I am trying to imagine what Kocherlakota thinks the case for tightening can possibly be. And the only thing I can think of is that he is simply mistaken about the logic of monetary policy--as he was mistaken last year about what is cause and what is effect.

And then Mark sends us to Robin Harding writing about Charles Evans:

A leading Fed policymaker made an aggressive call for more monetary stimulus on Tuesday as it emerged that staff of the US central bank have permanently cut their growth forecasts.

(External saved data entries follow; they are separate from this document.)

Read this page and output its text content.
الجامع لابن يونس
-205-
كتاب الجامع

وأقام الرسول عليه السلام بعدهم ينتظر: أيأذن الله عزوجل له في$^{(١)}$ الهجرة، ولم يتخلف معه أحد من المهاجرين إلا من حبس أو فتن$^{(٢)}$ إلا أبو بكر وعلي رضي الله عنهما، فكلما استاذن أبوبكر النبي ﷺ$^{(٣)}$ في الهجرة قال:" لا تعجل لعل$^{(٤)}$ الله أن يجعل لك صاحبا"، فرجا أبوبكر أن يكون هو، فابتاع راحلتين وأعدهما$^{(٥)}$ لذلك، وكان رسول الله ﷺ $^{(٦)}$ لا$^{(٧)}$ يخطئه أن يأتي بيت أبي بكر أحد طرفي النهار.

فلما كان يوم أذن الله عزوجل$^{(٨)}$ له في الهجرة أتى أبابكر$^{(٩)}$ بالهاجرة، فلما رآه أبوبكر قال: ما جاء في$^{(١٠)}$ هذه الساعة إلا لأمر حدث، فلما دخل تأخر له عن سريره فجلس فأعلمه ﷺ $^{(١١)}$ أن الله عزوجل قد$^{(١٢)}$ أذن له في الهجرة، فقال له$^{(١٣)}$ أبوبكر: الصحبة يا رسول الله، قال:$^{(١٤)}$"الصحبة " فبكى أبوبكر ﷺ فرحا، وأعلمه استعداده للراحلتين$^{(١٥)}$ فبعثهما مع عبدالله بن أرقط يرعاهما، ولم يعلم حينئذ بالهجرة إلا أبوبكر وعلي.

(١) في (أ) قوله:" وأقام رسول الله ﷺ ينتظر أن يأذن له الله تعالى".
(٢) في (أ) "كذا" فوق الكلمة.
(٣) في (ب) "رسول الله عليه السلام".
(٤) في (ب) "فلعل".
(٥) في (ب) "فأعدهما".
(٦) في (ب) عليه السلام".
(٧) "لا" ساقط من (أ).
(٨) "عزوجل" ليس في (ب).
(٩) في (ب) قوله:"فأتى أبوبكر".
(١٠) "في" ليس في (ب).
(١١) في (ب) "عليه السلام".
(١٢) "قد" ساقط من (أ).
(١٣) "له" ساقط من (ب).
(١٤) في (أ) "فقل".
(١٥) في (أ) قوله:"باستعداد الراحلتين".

In an interview with CNBC, Charles Evans of the Chicago Fed said that he would “favour more accommodation” and became the first policymaker on the rate-setting Federal Open Market Committee to explicitly countenance letting inflation rise above the Fed’s target of 2 per cent in the short-term....

And Mark comments:

I don't think it's a secret that I favor more accomodative policy as well. Finally, the minutes from the last FOMC meeting were released today, and they showed a divided committee, but more dovishness than most people expected.... The release of the minutes seems to have raised the expectation that more action is coming...

I don't know. My (current) read of Bernanke is that he is very averse to conflict within the Open Market Committee, and very unwilling to make policy without near-consensus. This leads me to think that the Federal Reserve will do very little: that the right-wing's arguments are unconvincing and anti-technocratic does not keep them from being vocal.